In the latest from the unfolding drama that is the Syrian Civil War, Israel neither confirms nor denies the air raid that it conducted on a Syrian weapons convoy on its way to Hezbollah forces in Lebanon. This immediately raises alarm bells as Iran has recently threatened to retaliate on behalf of Bashar Al-Assad, in the event of any foreign intervention in Syria. In keeping with this promise, the Iranian Foreign Ministry has threatened consequences for the city of Tel Aviv.
Fortunately, Iranian military capabilities are pretty limited, particularly in comparison with the American and Israeli hegemony in the region. Iran’s forces, while extensive enough to cause problems for invading armies, are not equipped to engage in overt military interventions, and no doubt do not wish to launch attacks against Tel Aviv with a nuclear Israeli arsenal.
Just as Iran has unconvincingly threatened retaliation, Syria’s ambassador to Lebanon has stated that the option to take military action against Israel is on the table, even as it summoned the commander of United Nations observer forces in the Golan Heights. However, it is likely nothing will come of Syria’s threats, just as they did not take action when Israel bombed one of its nuclear reactors in 2007, when Assad was at the height of his power. Assad knows full well that any retaliations on Israel will invite more calls for Western intervention, which Iran will not be able to help combat.
Nevertheless, it is only a matter of time before his regime collapses, and as Assad’s forces continue to weaken and defect, he will grow more and more desperate, possibly even using chemical weapons stockpiles not only against the rebels, but also on neighboring countries like Israel, Jordan, and Turkey, as an act of revenge for their roles in his downfall. As such, this maneuver was a particularly foolish risk on Israel’s part, in that it could make the regime more desperate and resentful.
In addition to being risky, it has also handed a propaganda victory to Assad.
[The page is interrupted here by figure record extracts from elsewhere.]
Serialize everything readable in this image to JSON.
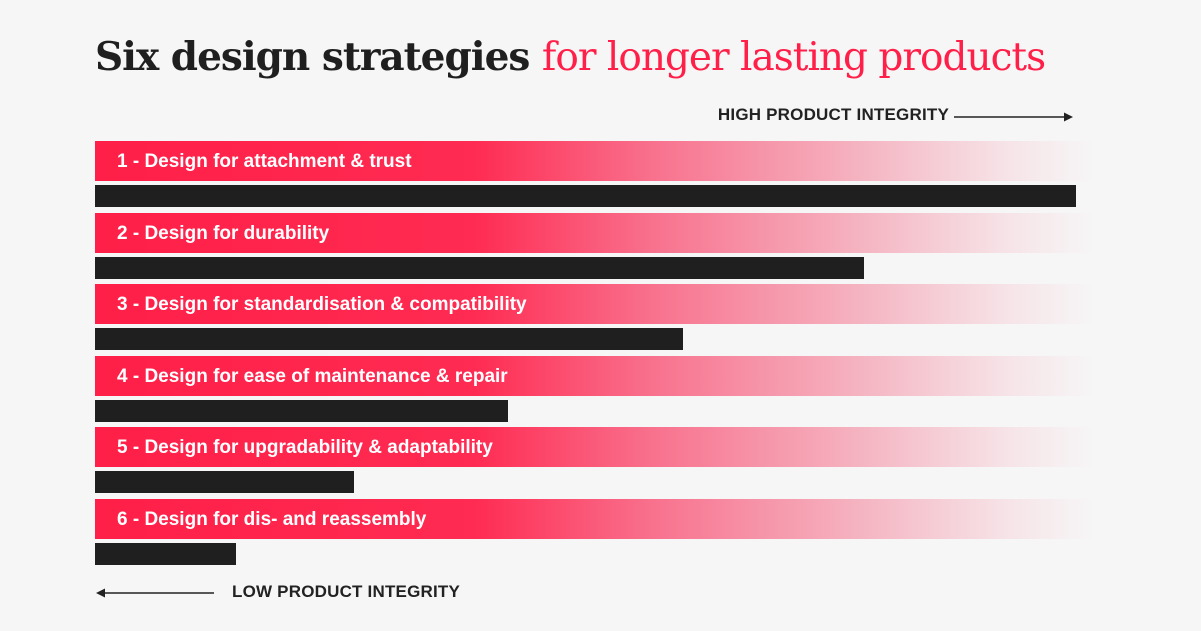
{
  "header": {
    "title_part1": "Six design strategies",
    "title_part2": "for longer lasting products",
    "title_part1_color": "#1f1f1f",
    "title_part2_color": "#ff1f48"
  },
  "axis": {
    "high_label": "HIGH PRODUCT INTEGRITY",
    "low_label": "LOW PRODUCT INTEGRITY"
  },
  "colors": {
    "accent": "#ff1f48",
    "bar": "#1f1f1f",
    "background": "#f6f6f6"
  },
  "chart_data": {
    "type": "bar",
    "orientation": "horizontal",
    "categories": [
      "1 - Design for attachment & trust",
      "2 - Design for durability",
      "3 - Design for standardisation & compatibility",
      "4 - Design for ease of maintenance & repair",
      "5 - Design for upgradability & adaptability",
      "6 - Design for dis- and reassembly"
    ],
    "values": [
      100,
      78.4,
      59.9,
      42.1,
      26.4,
      14.4
    ],
    "xlim": [
      0,
      100
    ],
    "xlabel_high": "HIGH PRODUCT INTEGRITY",
    "xlabel_low": "LOW PRODUCT INTEGRITY",
    "grid": false,
    "legend": "none"
  }
}
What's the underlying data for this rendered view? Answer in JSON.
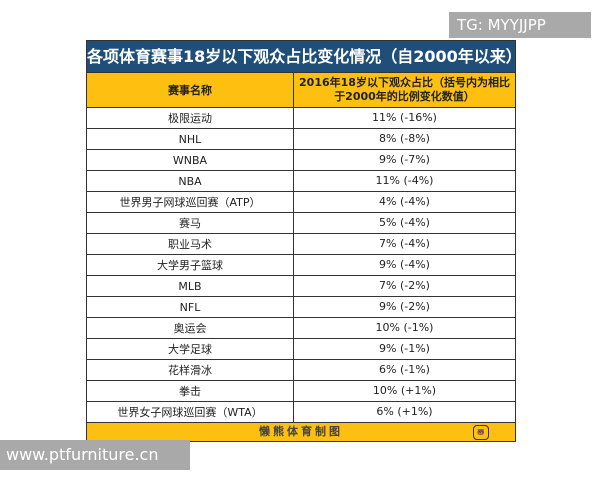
{
  "watermarks": {
    "top": "TG: MYYJJPP",
    "bottom": "www.ptfurniture.cn"
  },
  "table": {
    "title": "各项体育赛事18岁以下观众占比变化情况（自2000年以来）",
    "headers": [
      "赛事名称",
      "2016年18岁以下观众占比（括号内为相比于2000年的比例变化数值）"
    ],
    "rows": [
      [
        "极限运动",
        "11% (-16%)"
      ],
      [
        "NHL",
        "8% (-8%)"
      ],
      [
        "WNBA",
        "9% (-7%)"
      ],
      [
        "NBA",
        "11% (-4%)"
      ],
      [
        "世界男子网球巡回赛（ATP）",
        "4% (-4%)"
      ],
      [
        "赛马",
        "5% (-4%)"
      ],
      [
        "职业马术",
        "7% (-4%)"
      ],
      [
        "大学男子篮球",
        "9% (-4%)"
      ],
      [
        "MLB",
        "7% (-2%)"
      ],
      [
        "NFL",
        "9% (-2%)"
      ],
      [
        "奥运会",
        "10% (-1%)"
      ],
      [
        "大学足球",
        "9% (-1%)"
      ],
      [
        "花样滑冰",
        "6% (-1%)"
      ],
      [
        "拳击",
        "10% (+1%)"
      ],
      [
        "世界女子网球巡回赛（WTA）",
        "6% (+1%)"
      ]
    ],
    "footer": "懒熊体育制图",
    "logo_text": "懒熊体育"
  },
  "colors": {
    "title_bg": "#1f4e79",
    "header_bg": "#fdbf10"
  }
}
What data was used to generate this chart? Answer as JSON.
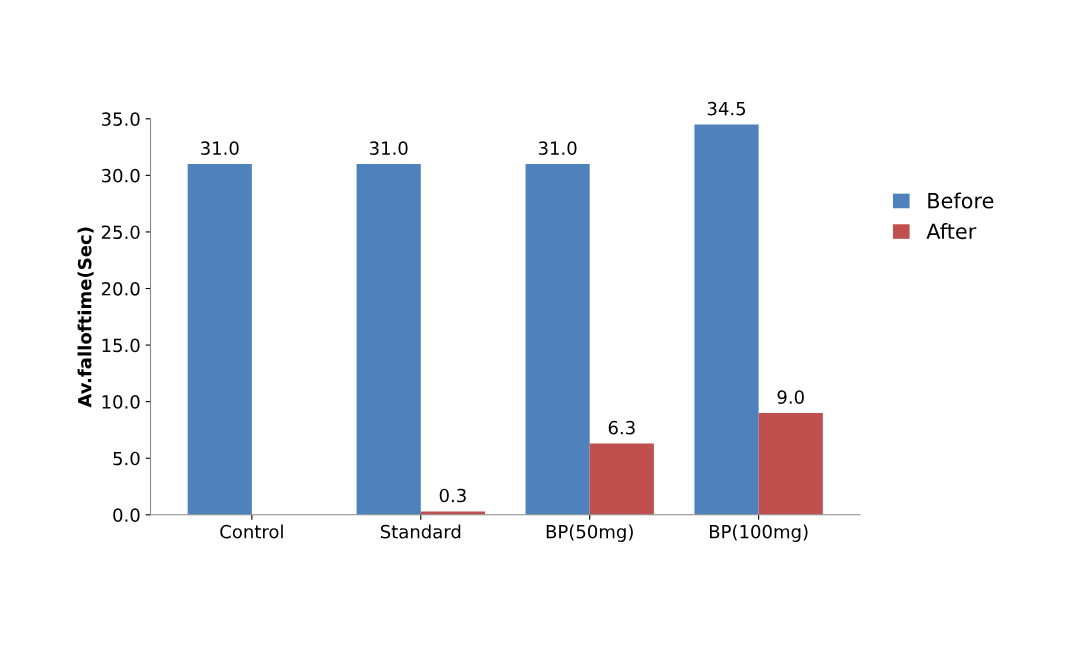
{
  "chart_data": {
    "type": "bar",
    "ylabel": "Av.falloftime(Sec)",
    "categories": [
      "Control",
      "Standard",
      "BP(50mg)",
      "BP(100mg)"
    ],
    "series": [
      {
        "name": "Before",
        "color": "#4f81bd",
        "values": [
          31.0,
          31.0,
          31.0,
          34.5
        ],
        "value_labels": [
          "31.0",
          "31.0",
          "31.0",
          "34.5"
        ]
      },
      {
        "name": "After",
        "color": "#c0504d",
        "values": [
          null,
          0.3,
          6.3,
          9.0
        ],
        "value_labels": [
          null,
          "0.3",
          "6.3",
          "9.0"
        ]
      }
    ],
    "ylim": [
      0,
      35
    ],
    "yticks": [
      {
        "value": 0,
        "label": "0.0"
      },
      {
        "value": 5,
        "label": "5.0"
      },
      {
        "value": 10,
        "label": "10.0"
      },
      {
        "value": 15,
        "label": "15.0"
      },
      {
        "value": 20,
        "label": "20.0"
      },
      {
        "value": 25,
        "label": "25.0"
      },
      {
        "value": 30,
        "label": "30.0"
      },
      {
        "value": 35,
        "label": "35.0"
      }
    ],
    "grid": false,
    "legend": "right"
  }
}
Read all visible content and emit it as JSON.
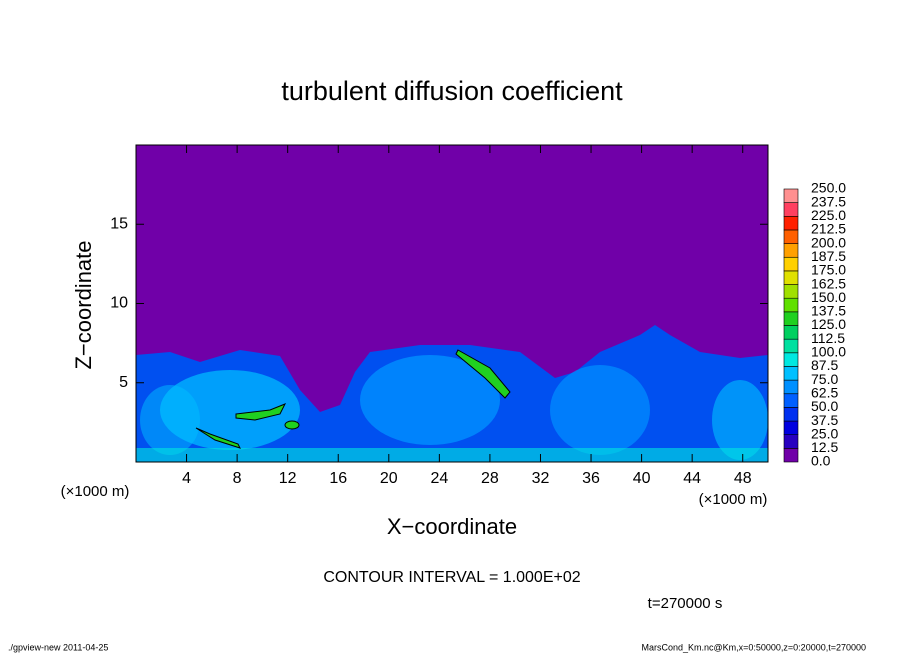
{
  "chart_data": {
    "type": "contour",
    "title": "turbulent diffusion coefficient",
    "xlabel": "X−coordinate",
    "ylabel": "Z−coordinate",
    "xunit": "(×1000 m)",
    "yunit": "(×1000 m)",
    "xlim": [
      0,
      50
    ],
    "ylim": [
      0,
      20
    ],
    "xticks": [
      4,
      8,
      12,
      16,
      20,
      24,
      28,
      32,
      36,
      40,
      44,
      48
    ],
    "yticks": [
      5,
      10,
      15
    ],
    "colorbar": {
      "levels": [
        {
          "value": 0,
          "label": "0.0"
        },
        {
          "value": 12.5,
          "label": "12.5"
        },
        {
          "value": 25,
          "label": "25.0"
        },
        {
          "value": 37.5,
          "label": "37.5"
        },
        {
          "value": 50,
          "label": "50.0"
        },
        {
          "value": 62.5,
          "label": "62.5"
        },
        {
          "value": 75,
          "label": "75.0"
        },
        {
          "value": 87.5,
          "label": "87.5"
        },
        {
          "value": 100,
          "label": "100.0"
        },
        {
          "value": 112.5,
          "label": "112.5"
        },
        {
          "value": 125,
          "label": "125.0"
        },
        {
          "value": 137.5,
          "label": "137.5"
        },
        {
          "value": 150,
          "label": "150.0"
        },
        {
          "value": 162.5,
          "label": "162.5"
        },
        {
          "value": 175,
          "label": "175.0"
        },
        {
          "value": 187.5,
          "label": "187.5"
        },
        {
          "value": 200,
          "label": "200.0"
        },
        {
          "value": 212.5,
          "label": "212.5"
        },
        {
          "value": 225,
          "label": "225.0"
        },
        {
          "value": 237.5,
          "label": "237.5"
        },
        {
          "value": 250,
          "label": "250.0"
        }
      ],
      "colors": [
        "#7000a8",
        "#2800c0",
        "#0000e0",
        "#0030f0",
        "#0060ff",
        "#0090ff",
        "#00c0ff",
        "#00e8e0",
        "#00e0a0",
        "#00d060",
        "#20d020",
        "#60e000",
        "#a0e000",
        "#e0e000",
        "#ffd000",
        "#ffa000",
        "#ff6000",
        "#ff2000",
        "#ff4060",
        "#ff9090"
      ]
    },
    "contour_interval": "CONTOUR INTERVAL = 1.000E+02",
    "time_label": "t=270000 s",
    "footer_left": "./gpview-new  2011-04-25",
    "footer_right": "MarsCond_Km.nc@Km,x=0:50000,z=0:20000,t=270000"
  }
}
He can now take advantage of Israel’s foray to substantiate his previous baseless claims that Syria’s unrest was prompted by Israeli and Western rebels. Given the animosity that most Arabs have with Israel, based on their treatment of the Palestinians, this could equate to a serious PR loss to the Syrian rebels and a boost of support for Assad.
The Syrian regime is, of course, unwilling to acknowledge that it is engaging in arms shipments to Hezbollah, and has thus denied that a weapons convoy was struck. Instead, it claims that Israel struck the Jamraya military facility. Interestingly enough, rebels have been attacking the military research complex for the past few days and rebels have claimed that they have fired mortars at it. Assad is now in a position to downplay the rebels’ advancement and victories, despite their inferior weaponry, by attributing them to Israeli firepower.
For Israel’s part, it is likely that Prime Minister Benjamin Netanyahu’s hard line, right wing government wants to assert their power in the region, sending a strong message to Hezbollah and Iran before forming a new coalition in the Knesset. Plans for some sort of military strike have been in motion for days, with Lebanon reporting increased Israeli activity over its air space and the movement of Israel’s defensive Iron Dome system to the north of the country, away from the Gaza border.
Ostensibly, Israel does not want Hezbollah to procure more arms from Syria and further militarize the Lebanese-Israeli border. However, Israel’s chief concern is that Hezbollah obtains more anti-aircraft and anti-tank artillery, thereby threatening Israeli military power. While these types of weapons can harm air crafts and tanks on Israel’s northern border, they do not justify a large enough threat to justify the risks, unless it once again intends to invade Lebanon as it did in 2006, which killed well over 1,000 Lebanese people and severely damaged the country’s infrastructure.
Above all, Israel wants to send the message that it will intervene to any perceived threat to Israeli hegemony, no matter how minor. They may also be trying to intimidate jihadists, sponsored by various Arab Gulf states, who may be well placed to take power when the smoke surrounding Assad’s smoldering regime clears. By launching an attack on Syrian soil, they have not only attempted to send an iron-fisted message to Assad, but also any potential government that emerges in its place. Despite the foolish risk, Israel has made its message loud and clear: it has the capability to intervene at the slightest threat to its regional might in the Levant.